Gioachino Rossini a proposito della composizione di Aureliano in Palmira, 1813

È un Rossini molto sicuro di se stesso quello che scrive queste righe alla madre Anna. La sua carriera come compositore d’opera si può suddividere in tre fasi: dal 1810 al 1814 Rossini è attivo nel Nord d'Italia, nel triangolo Venezia-Bologna-Milano. Si susseguono opere in un atto, poi opere comiche come La pietra del paragone e serie come Tancredi. Nel 1815 viene chiamato a Napoli dal noto impresario teatrale Barbaja e diventa ben presto direttore musicale. In questa seconda fase, che durerà fino al 1822, vedranno la luce le creazioni più ambiziose del Cigno di Pesaro, tra cui Elisabetta regina d'Inghilterra, Otello, Mosè in Egitto, Ermione, Maometto II e Zelmira, anche se continuerà a scrivere opere di stampo più tradizionale per altre città italiane, comprese quelle di genere comico quali ad esempio Il barbiere di Siviglia. Riuscirà a congiungere queste due tendenze nella Semiramide del 1823, ultima opera scritta per l'Italia.

Dopo i trionfi viennesi del 1822, Rossini si reca prima a Londra, poi a Parigi, dove tenta di avviare gradualmente la sua carriera di compositore “francese”. Questa terza fase durerà dal 1825 fino al 1829. Dopo il Guillaume Tell, quinta opera parigina del Maestro, il Rossini compositore d'opera ammutolirà per sempre.

Rossini non è un compositore degli estremi. Possiede “quel carattere equilibrato tipico solo dei popoli latini: per bambini e vegliardi, benestanti e disagiati trova sempre la parola giusta senza cambiare mai il suo modo di comportarsi” (Ferdinand Hiller). La profondità di Rossini risiede nella sua ambiguità, nulla è prevedibile nelle sue composizioni. Scrive Norbert Miller: “La legge intrinseca della concezione rossiniana dell'opera buffa, legge che più avanti minaccerà tutta la sua concezione della musica, è proprio quell'ambiguità di ogni gesto drammatico e musicale”.

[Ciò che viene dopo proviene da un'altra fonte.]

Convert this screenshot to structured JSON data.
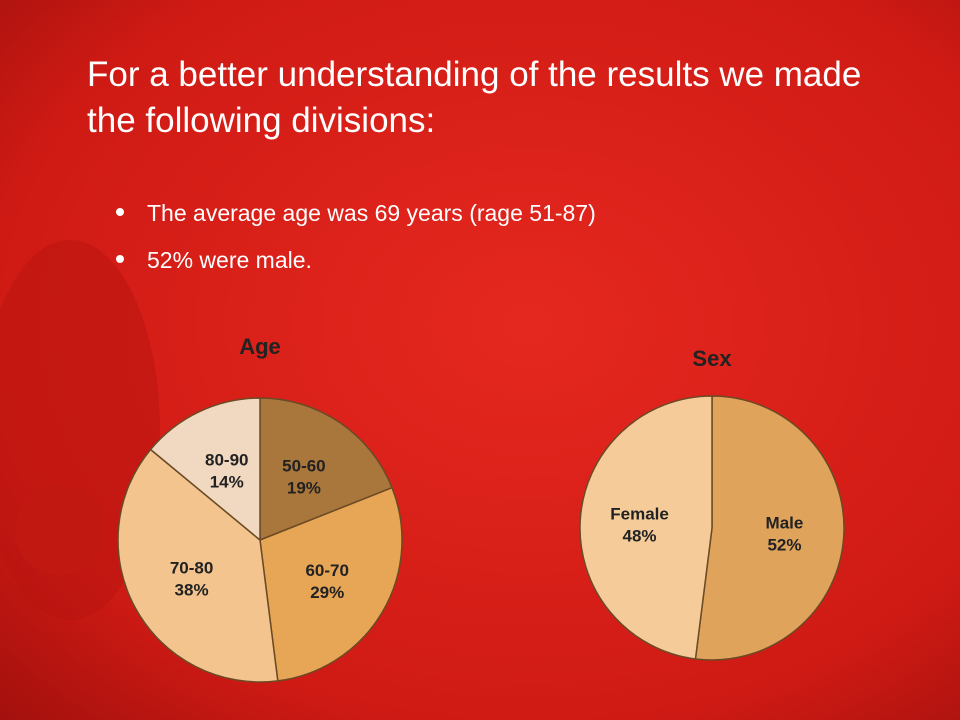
{
  "title": "For a better understanding of the results we made the following divisions:",
  "bullets": [
    "The average age was 69 years (rage 51-87)",
    "52% were male."
  ],
  "chart_data": [
    {
      "type": "pie",
      "title": "Age",
      "categories": [
        "50-60",
        "60-70",
        "70-80",
        "80-90"
      ],
      "values": [
        19,
        29,
        38,
        14
      ],
      "value_labels": [
        "19%",
        "29%",
        "38%",
        "14%"
      ],
      "colors": [
        "#a9773c",
        "#e6a656",
        "#f3c48e",
        "#f1d8c0"
      ]
    },
    {
      "type": "pie",
      "title": "Sex",
      "categories": [
        "Male",
        "Female"
      ],
      "values": [
        52,
        48
      ],
      "value_labels": [
        "52%",
        "48%"
      ],
      "colors": [
        "#e0a35c",
        "#f5cc99"
      ]
    }
  ]
}
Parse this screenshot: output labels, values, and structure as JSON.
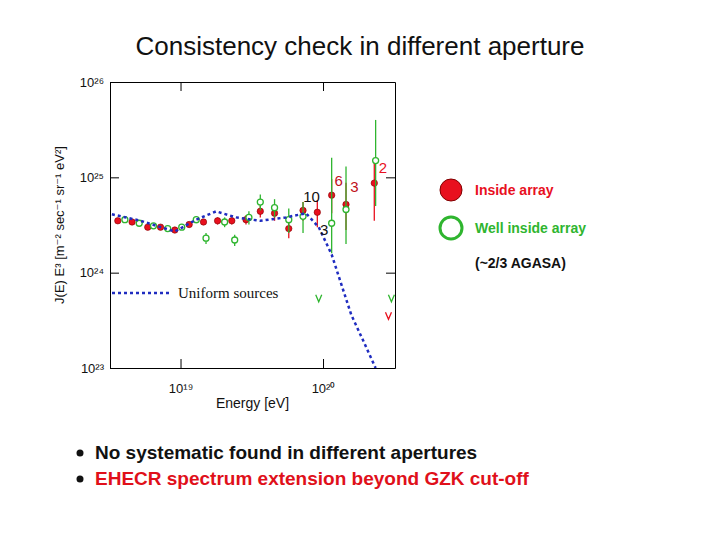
{
  "chart_data": {
    "type": "scatter",
    "title": "Consistency check in different aperture",
    "x_label": "Energy [eV]",
    "y_label": "J(E) E³ [m⁻² sec⁻¹ sr⁻¹ eV²]",
    "log": true,
    "legend": "right",
    "note": "(~2/3 AGASA)",
    "xlim": [
      3.2e+18,
      3.2e+20
    ],
    "ylim": [
      1e+23,
      1e+26
    ],
    "xticks": [
      {
        "value": 1e+19,
        "label": "10¹⁹"
      },
      {
        "value": 1e+20,
        "label": "10²⁰"
      }
    ],
    "yticks": [
      {
        "value": 1e+23,
        "label": "10²³"
      },
      {
        "value": 1e+24,
        "label": "10²⁴"
      },
      {
        "value": 1e+25,
        "label": "10²⁵"
      },
      {
        "value": 1e+26,
        "label": "10²⁶"
      }
    ],
    "series": [
      {
        "name": "Inside array",
        "type": "scatter",
        "color": "#e8101e",
        "marker": "circle",
        "x": [
          3.63e+18,
          4.57e+18,
          5.89e+18,
          7.24e+18,
          9.12e+18,
          1.15e+19,
          1.45e+19,
          1.82e+19,
          2.29e+19,
          2.88e+19,
          3.63e+19,
          4.57e+19,
          5.75e+19,
          7.24e+19,
          9.12e+19,
          1.15e+20,
          1.45e+20,
          2.29e+20
        ],
        "values": [
          3.5e+24,
          3.4e+24,
          3e+24,
          3e+24,
          2.8e+24,
          3.2e+24,
          3.4e+24,
          3.5e+24,
          3.5e+24,
          3.6e+24,
          4.4e+24,
          4.2e+24,
          2.9e+24,
          4.5e+24,
          4.3e+24,
          6.5e+24,
          5.2e+24,
          8.7e+24
        ],
        "low": [
          3.4e+24,
          3.3e+24,
          2.9e+24,
          2.9e+24,
          2.7e+24,
          3e+24,
          3.2e+24,
          3.2e+24,
          3.2e+24,
          3.2e+24,
          3.8e+24,
          3.5e+24,
          2.3e+24,
          3.5e+24,
          3e+24,
          4.2e+24,
          2.8e+24,
          3.5e+24
        ],
        "high": [
          3.6e+24,
          3.5e+24,
          3.1e+24,
          3.1e+24,
          2.9e+24,
          3.4e+24,
          3.6e+24,
          3.8e+24,
          3.8e+24,
          4e+24,
          5e+24,
          4.9e+24,
          3.5e+24,
          5.5e+24,
          5.8e+24,
          9.6e+24,
          8.8e+24,
          1.6e+25
        ]
      },
      {
        "name": "Well inside array",
        "type": "scatter",
        "color": "#2fb52f",
        "marker": "circle-open",
        "x": [
          4.07e+18,
          5.13e+18,
          6.46e+18,
          8.13e+18,
          1.02e+19,
          1.29e+19,
          1.51e+19,
          2.04e+19,
          2.4e+19,
          3.02e+19,
          3.63e+19,
          4.57e+19,
          5.75e+19,
          7.24e+19,
          1.15e+20,
          1.45e+20,
          2.34e+20
        ],
        "values": [
          3.6e+24,
          3.3e+24,
          3.1e+24,
          2.9e+24,
          3e+24,
          3.6e+24,
          2.3e+24,
          3.4e+24,
          2.2e+24,
          3.8e+24,
          5.5e+24,
          4.8e+24,
          3.6e+24,
          3.9e+24,
          3.3e+24,
          4.6e+24,
          1.5e+25
        ],
        "low": [
          3.4e+24,
          3.1e+24,
          2.9e+24,
          2.7e+24,
          2.8e+24,
          3.3e+24,
          2e+24,
          3e+24,
          1.9e+24,
          3.2e+24,
          4.5e+24,
          3.8e+24,
          2.6e+24,
          2.6e+24,
          1.6e+24,
          2e+24,
          5e+24
        ],
        "high": [
          3.8e+24,
          3.5e+24,
          3.3e+24,
          3.1e+24,
          3.2e+24,
          3.9e+24,
          2.6e+24,
          3.8e+24,
          2.5e+24,
          4.4e+24,
          6.6e+24,
          5.9e+24,
          4.7e+24,
          5.5e+24,
          1.6e+25,
          1.3e+25,
          4e+25
        ]
      },
      {
        "name": "Uniform sources",
        "type": "line",
        "color": "#1f2cc0",
        "line_style": "dashed",
        "x": [
          3.3e+18,
          5.25e+18,
          9.12e+18,
          1.29e+19,
          1.78e+19,
          2.45e+19,
          3.63e+19,
          5.5e+19,
          7.59e+19,
          9.33e+19,
          1.15e+20,
          1.35e+20,
          1.58e+20,
          1.91e+20,
          2.34e+20
        ],
        "values": [
          4.1e+24,
          3.5e+24,
          2.7e+24,
          3.6e+24,
          4.4e+24,
          3.8e+24,
          3.5e+24,
          3.8e+24,
          4.2e+24,
          3e+24,
          1.55e+24,
          7.4e+23,
          3.6e+23,
          1.95e+23,
          1e+23
        ]
      },
      {
        "type": "scatter",
        "color": "#e8101e",
        "marker": "arrow-down",
        "x": [
          2.88e+20
        ],
        "values": [
          3.4e+23
        ]
      },
      {
        "type": "scatter",
        "color": "#2fb52f",
        "marker": "arrow-down",
        "x": [
          9.33e+19,
          3.02e+20
        ],
        "values": [
          5.2e+23,
          5.2e+23
        ]
      }
    ],
    "annotations": [
      {
        "text": "10",
        "x": 8.3e+19,
        "y": 5.5e+24,
        "color": "#111111"
      },
      {
        "text": "6",
        "x": 1.29e+20,
        "y": 8.1e+24,
        "color": "#c0101a"
      },
      {
        "text": "3",
        "x": 1.66e+20,
        "y": 7.1e+24,
        "color": "#c0101a"
      },
      {
        "text": "3",
        "x": 1.02e+20,
        "y": 2.5e+24,
        "color": "#111111"
      },
      {
        "text": "2",
        "x": 2.63e+20,
        "y": 1.12e+25,
        "color": "#e8101e"
      }
    ]
  },
  "bullets": [
    {
      "text": "No systematic found in different apertures",
      "color": "#111111"
    },
    {
      "text": "EHECR spectrum extension beyond GZK cut-off",
      "color": "#e0101a"
    }
  ]
}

Questo non vuol dire che la musica di Rossini sia fredda o priva di sentimenti… tutt’altro! Secondo Alberto Zedda essa riesce a descrivere anche situazioni tragiche, passioni e dolori, pur non facendolo mai in modo realistico e diretto, ma sempre attraverso il filtro della sua virtuosissima arte. Per Zedda questo è un tratto tipico di Rossini e al contempo indice di grande modernità.